Background: I’ve been writing a new media server like Jellyfin or Plex, and I’m thinking about releasing it as an OSS project. It’s working really well for me already, so I’ve started polishing up the install process, writing getting started docs, stuff like that.
I’m interested in how other folks have set up their media libraries. Especially the technical details around how files are encoded and organized.
My media library currently has about 1,100 movies and just shy of 200 TV shows. I’ve encoded everything as high quality AV1 video with Opus audio, in a WebM container. Subtitles and chapters are in a separate WebVTT file alongside the video. The whole thing is currently about 9TB. With few exceptions, I sourced everything directly from Blu-ray or DVD using MakeMKV. It’s organized pretty close to how Jellyfin wants it.
What about you?
The short answer is because it’s a fun project, and I wanted to see if I had it in me to make exactly the media server I want.
The longer answer is that I wanted something dramatically and fundamentally different from what either Jellyfin or Plex have to offer.

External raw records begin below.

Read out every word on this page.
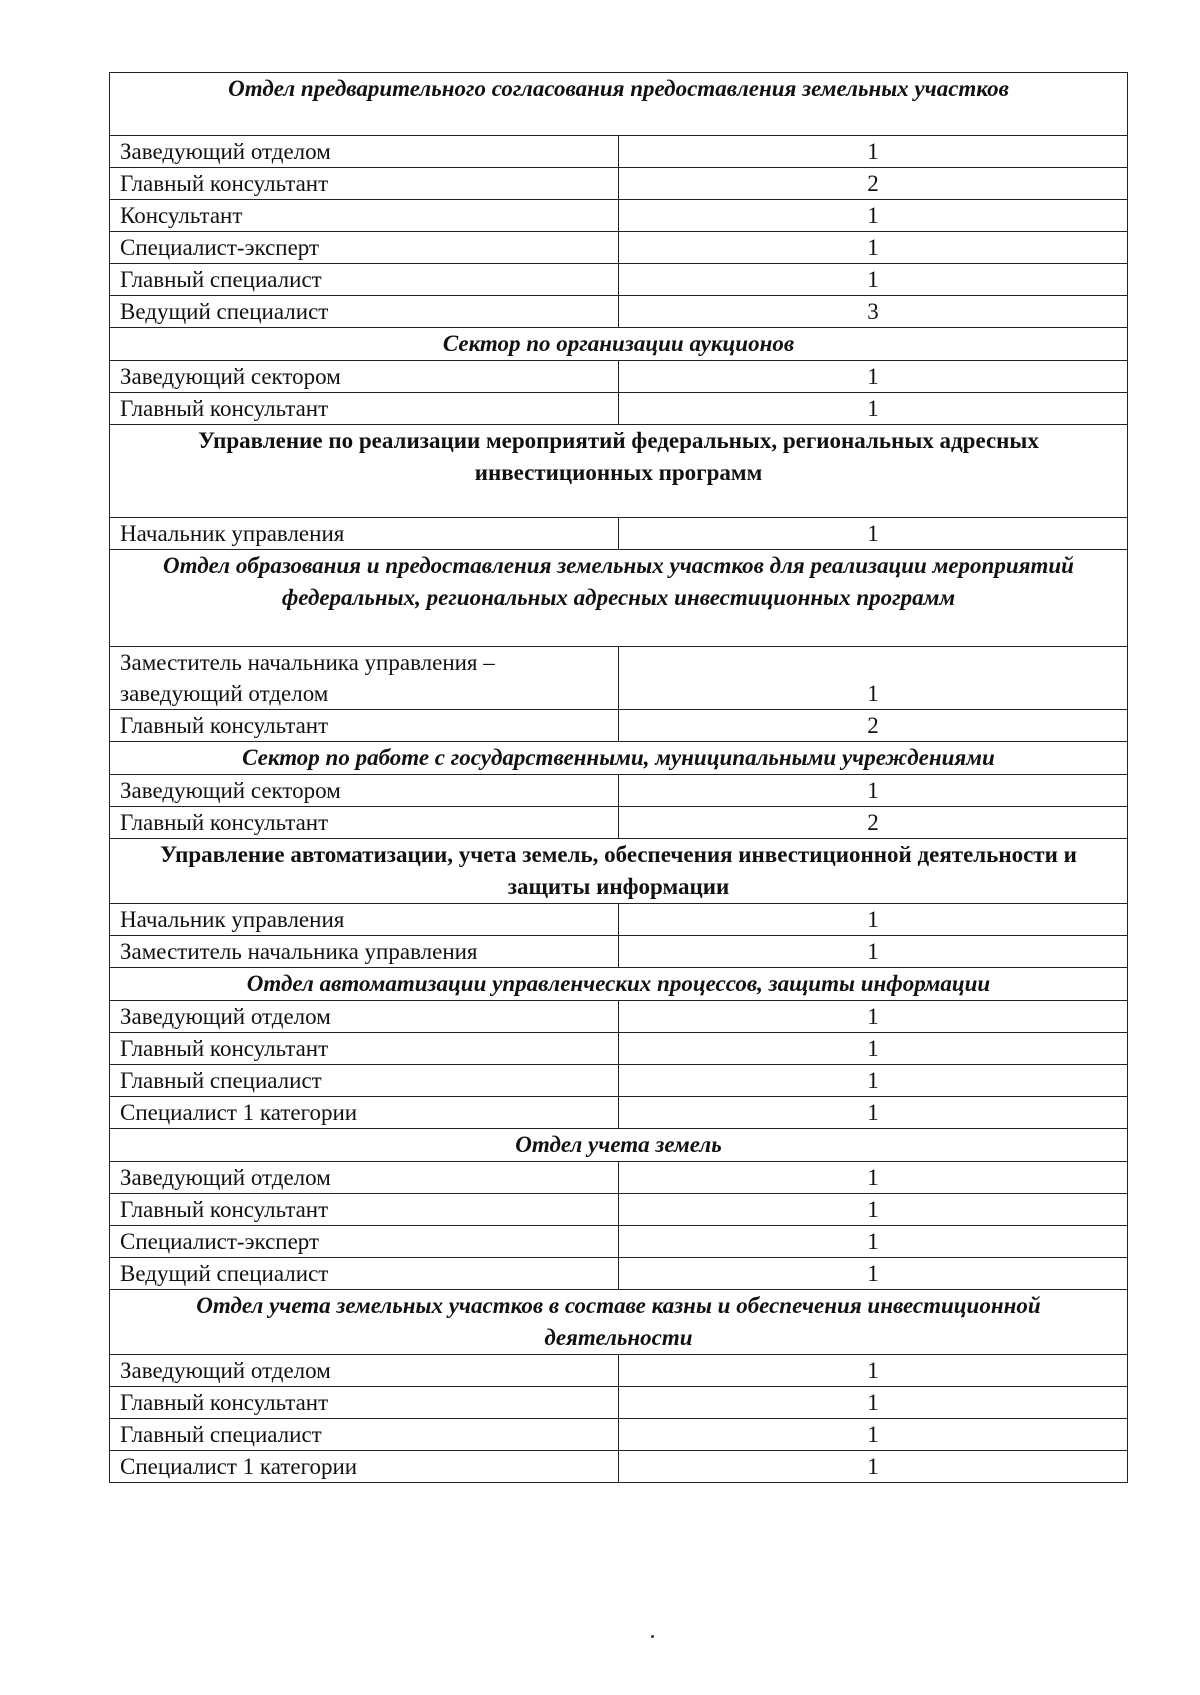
Отдел предварительного согласования предоставления земельных участков	
Заведующий отделом	1
Главный консультант	2
Консультант	1
Специалист-эксперт	1
Главный специалист	1
Ведущий специалист	3
Сектор по организации аукционов	
Заведующий сектором	1
Главный консультант	1
Управление по реализации мероприятий федеральных, региональных адресных инвестиционных программ	
Начальник управления	1
Отдел образования и предоставления земельных участков для реализации мероприятий федеральных, региональных адресных инвестиционных программ	
Заместитель начальника управления – заведующий отделом	1
Главный консультант	2
Сектор по работе с государственными, муниципальными учреждениями	
Заведующий сектором	1
Главный консультант	2
Управление автоматизации, учета земель, обеспечения инвестиционной деятельности и защиты информации	
Начальник управления	1
Заместитель начальника управления	1
Отдел автоматизации управленческих процессов, защиты информации	
Заведующий отделом	1
Главный консультант	1
Главный специалист	1
Специалист 1 категории	1
Отдел учета земель	
Заведующий отделом	1
Главный консультант	1
Специалист-эксперт	1
Ведущий специалист	1
Отдел учета земельных участков в составе казны и обеспечения инвестиционной деятельности	
Заведующий отделом	1
Главный консультант	1
Главный специалист	1
Специалист 1 категории	1
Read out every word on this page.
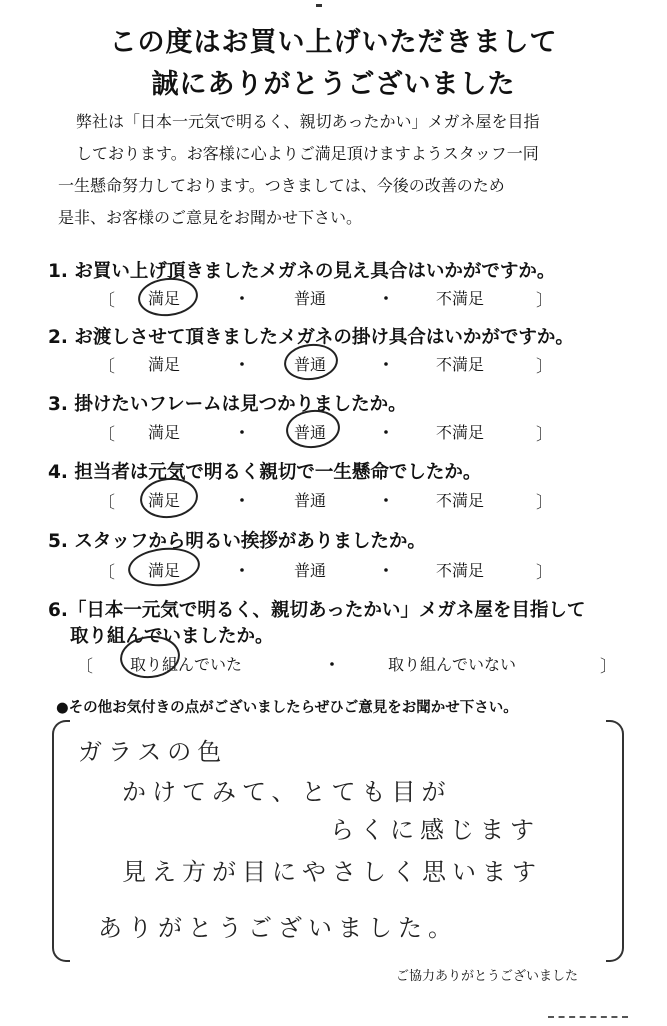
この度はお買い上げいただきまして
誠にありがとうございました

弊社は「日本一元気で明るく、親切あったかい」メガネ屋を目指

しております。お客様に心よりご満足頂けますようスタッフ一同

一生懸命努力しております。つきましては、今後の改善のため

是非、お客様のご意見をお聞かせ下さい。

1. お買い上げ頂きましたメガネの見え具合はいかがですか。
〔 満足	・	普通	・	不満足	〕
2. お渡しさせて頂きましたメガネの掛け具合はいかがですか。
〔 満足	・	普通	・	不満足	〕
3. 掛けたいフレームは見つかりましたか。
〔 満足	・	普通	・	不満足	〕
4. 担当者は元気で明るく親切で一生懸命でしたか。
〔 満足	・	普通	・	不満足	〕
5. スタッフから明るい挨拶がありましたか。
〔 満足	・	普通	・	不満足	〕
6.「日本一元気で明るく、親切あったかい」メガネ屋を目指して
取り組んでいましたか。
〔 取り組んでいた	・	取り組んでいない	〕
●その他お気付きの点がございましたらぜひご意見をお聞かせ下さい。
ガラスの色
かけてみて、とても目が
らくに感じます
見え方が目にやさしく思います
ありがとうございました。
ご協力ありがとうございました
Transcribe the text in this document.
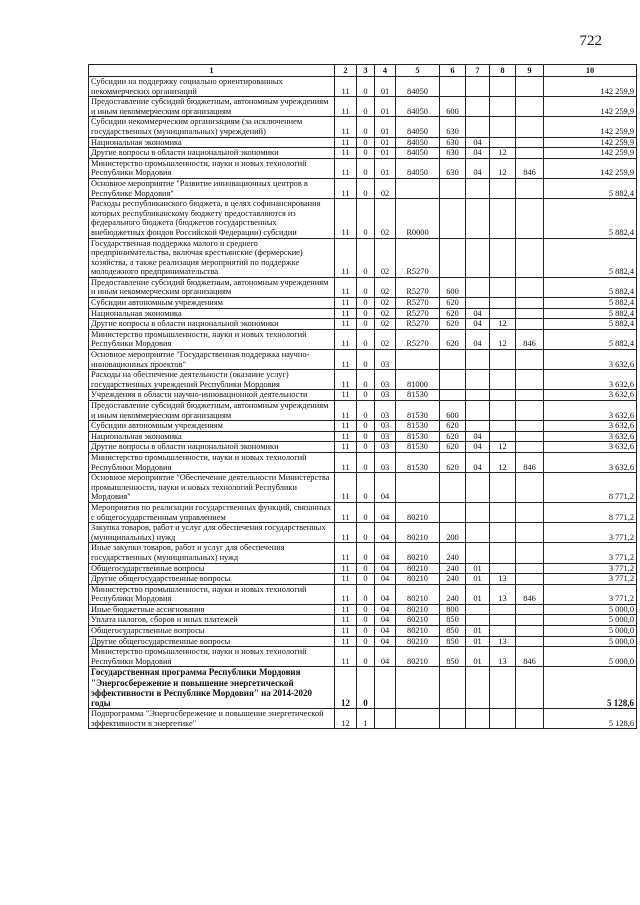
722
1	2	3	4	5	6	7	8	9	10
Субсидии на поддержку социально ориентированных некоммерческих организаций	11	0	01	84050					142 259,9
Предоставление субсидий бюджетным, автономным учреждениям и иным некоммерческим организациям	11	0	01	84050	600				142 259,9
Субсидии некоммерческим организациям (за исключением государственных (муниципальных) учреждений)	11	0	01	84050	630				142 259,9
Национальная экономика	11	0	01	84050	630	04			142 259,9
Другие вопросы в области национальной экономики	11	0	01	84050	630	04	12		142 259,9
Министерство промышленности, науки и новых технологий Республики Мордовия	11	0	01	84050	630	04	12	846	142 259,9
Основное мероприятие "Развитие инновационных центров в Республике Мордовия"	11	0	02						5 882,4
Расходы республиканского бюджета, в целях софинансирования которых республиканскому бюджету предоставляются из федерального бюджета (бюджетов государственных внебюджетных фондов Российской Федерации) субсидии	11	0	02	R0000					5 882,4
Государственная поддержка малого и среднего предпринимательства, включая крестьянские (фермерские) хозяйства, а также реализация мероприятий по поддержке молодежного предпринимательства	11	0	02	R5270					5 882,4
Предоставление субсидий бюджетным, автономным учреждениям и иным некоммерческим организациям	11	0	02	R5270	600				5 882,4
Субсидии автономным учреждениям	11	0	02	R5270	620				5 882,4
Национальная экономика	11	0	02	R5270	620	04			5 882,4
Другие вопросы в области национальной экономики	11	0	02	R5270	620	04	12		5 882,4
Министерство промышленности, науки и новых технологий Республики Мордовия	11	0	02	R5270	620	04	12	846	5 882,4
Основное мероприятие "Государственная поддержка научно-инновационных проектов"	11	0	03						3 632,6
Расходы на обеспечение деятельности (оказание услуг) государственных учреждений Республики Мордовия	11	0	03	81000					3 632,6
Учреждения в области научно-инновационной деятельности	11	0	03	81530					3 632,6
Предоставление субсидий бюджетным, автономным учреждениям и иным некоммерческим организациям	11	0	03	81530	600				3 632,6
Субсидии автономным учреждениям	11	0	03	81530	620				3 632,6
Национальная экономика	11	0	03	81530	620	04			3 632,6
Другие вопросы в области национальной экономики	11	0	03	81530	620	04	12		3 632,6
Министерство промышленности, науки и новых технологий Республики Мордовия	11	0	03	81530	620	04	12	846	3 632,6
Основное мероприятие "Обеспечение деятельности Министерства промышленности, науки и новых технологий Республики Мордовия"	11	0	04						8 771,2
Мероприятия по реализации государственных функций, связанных с общегосударственным управлением	11	0	04	80210					8 771,2
Закупка товаров, работ и услуг для обеспечения государственных (муниципальных) нужд	11	0	04	80210	200				3 771,2
Иные закупки товаров, работ и услуг для обеспечения государственных (муниципальных) нужд	11	0	04	80210	240				3 771,2
Общегосударственные вопросы	11	0	04	80210	240	01			3 771,2
Другие общегосударственные вопросы	11	0	04	80210	240	01	13		3 771,2
Министерство промышленности, науки и новых технологий Республики Мордовия	11	0	04	80210	240	01	13	846	3 771,2
Иные бюджетные ассигнования	11	0	04	80210	800				5 000,0
Уплата налогов, сборов и иных платежей	11	0	04	80210	850				5 000,0
Общегосударственные вопросы	11	0	04	80210	850	01			5 000,0
Другие общегосударственные вопросы	11	0	04	80210	850	01	13		5 000,0
Министерство промышленности, науки и новых технологий Республики Мордовия	11	0	04	80210	850	01	13	846	5 000,0
Государственная программа Республики Мордовия "Энергосбережение и повышение энергетической эффективности в Республике Мордовия" на 2014-2020 годы	12	0							5 128,6
Подпрограмма "Энергосбережение и повышение энергетической эффективности в энергетике"	12	1							5 128,6
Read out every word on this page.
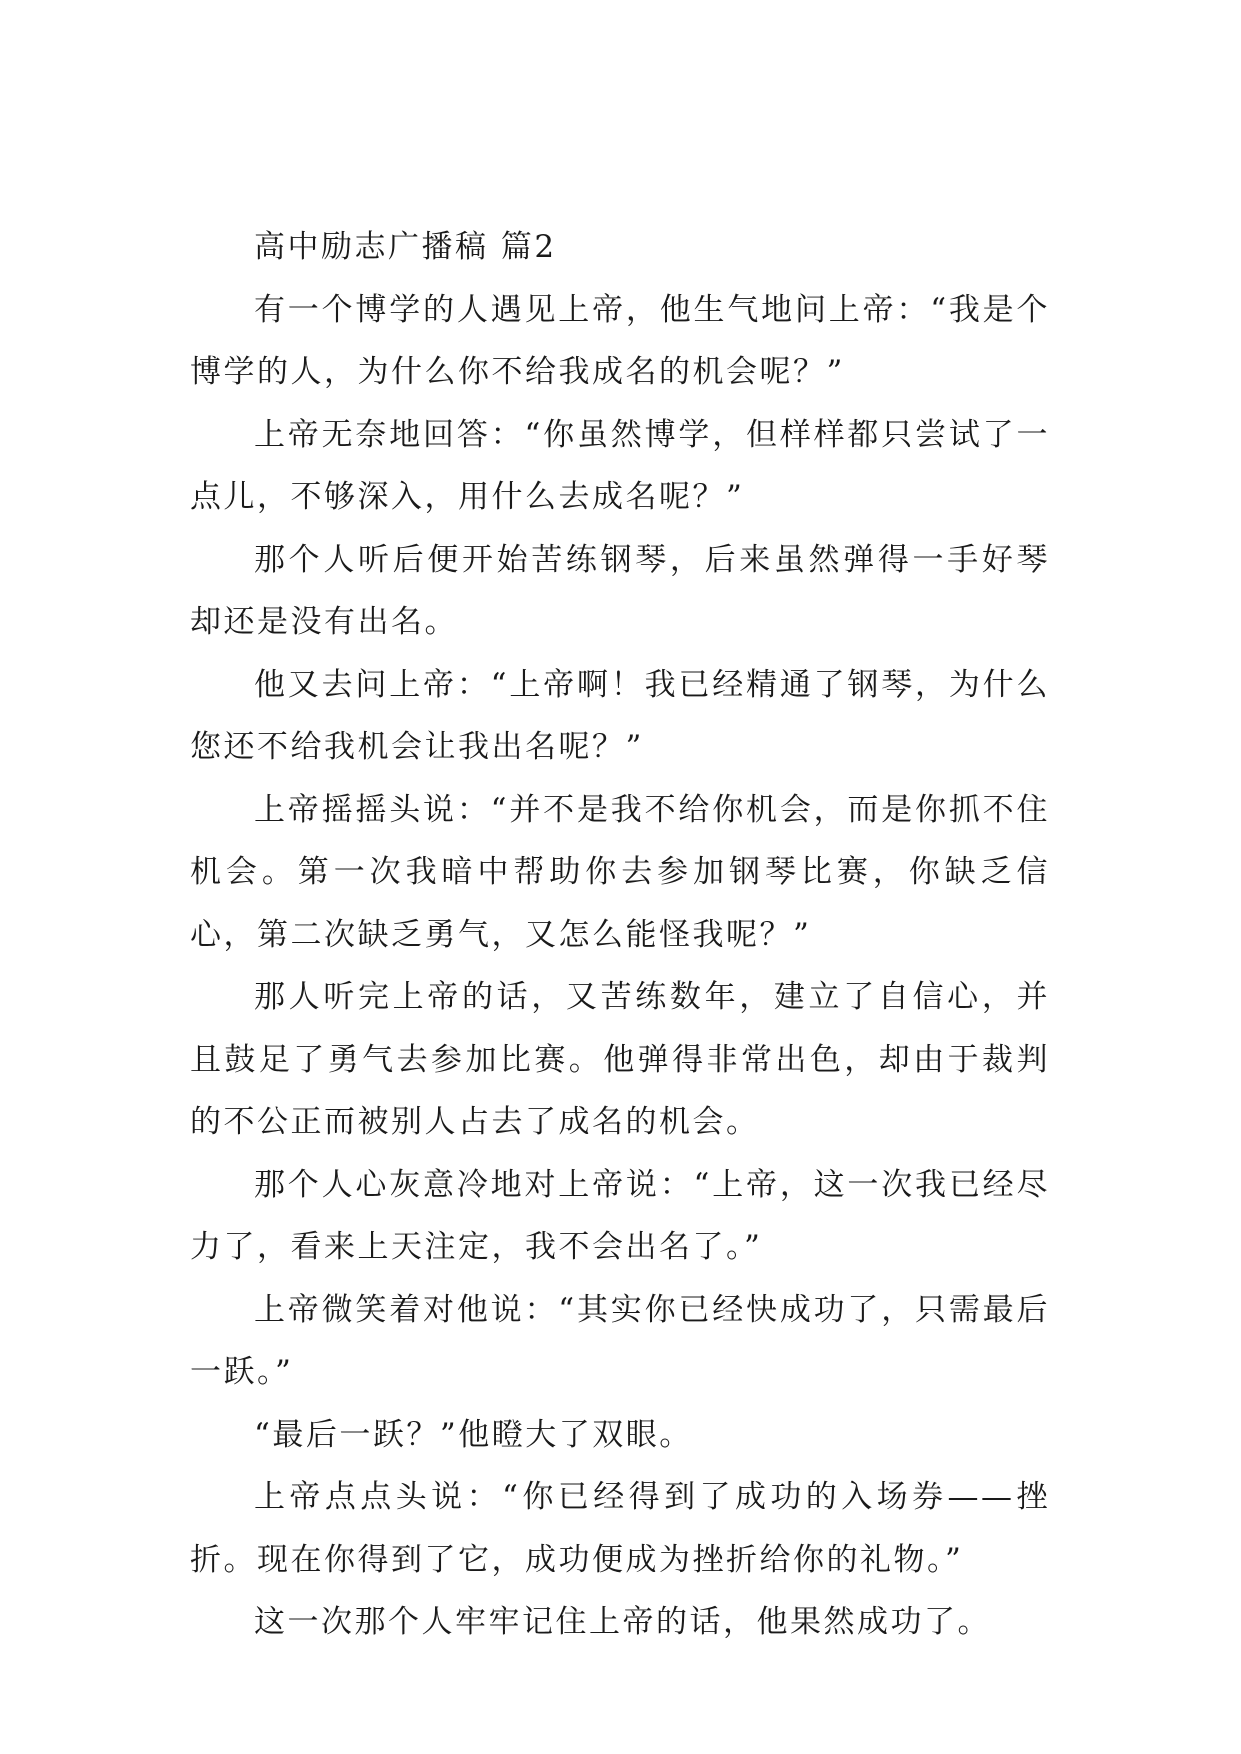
高中励志广播稿 篇2

有一个博学的人遇见上帝，他生气地问上帝：“我是个博学的人，为什么你不给我成名的机会呢？”

上帝无奈地回答：“你虽然博学，但样样都只尝试了一点儿，不够深入，用什么去成名呢？”

那个人听后便开始苦练钢琴，后来虽然弹得一手好琴却还是没有出名。

他又去问上帝：“上帝啊！我已经精通了钢琴，为什么您还不给我机会让我出名呢？”

上帝摇摇头说：“并不是我不给你机会，而是你抓不住机会。第一次我暗中帮助你去参加钢琴比赛，你缺乏信心，第二次缺乏勇气，又怎么能怪我呢？”

那人听完上帝的话，又苦练数年，建立了自信心，并且鼓足了勇气去参加比赛。他弹得非常出色，却由于裁判的不公正而被别人占去了成名的机会。

那个人心灰意冷地对上帝说：“上帝，这一次我已经尽力了，看来上天注定，我不会出名了。”

上帝微笑着对他说：“其实你已经快成功了，只需最后一跃。”

“最后一跃？”他瞪大了双眼。

上帝点点头说：“你已经得到了成功的入场券——挫折。现在你得到了它，成功便成为挫折给你的礼物。”

这一次那个人牢牢记住上帝的话，他果然成功了。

I don’t see either of those goals happening with a contribution or fork, because achieving them would require some dramatic feature deprecation.
Does it not need to transcode then if it runs on cheap hardware?
Yep, transcoding is the main reason I had to buy any new hardware when getting my library going with Jellyfin.
For me, the main draw of Jellyfin wasn’t the transcoding. It was being able to browse and stream my library from anywhere. My partner and I would alternate weekends hanging out at each other’s places, and we just wanted access to the library from wherever we were and whatever device we were using.
I was willing to put up with weeks of encoding to get everything into a web-compatible format. But that’s just me and I know it’s not for everyone. I’m curious where the palatibility for that is on the spectrum more broadly.
Okay that’s gotta be radically different!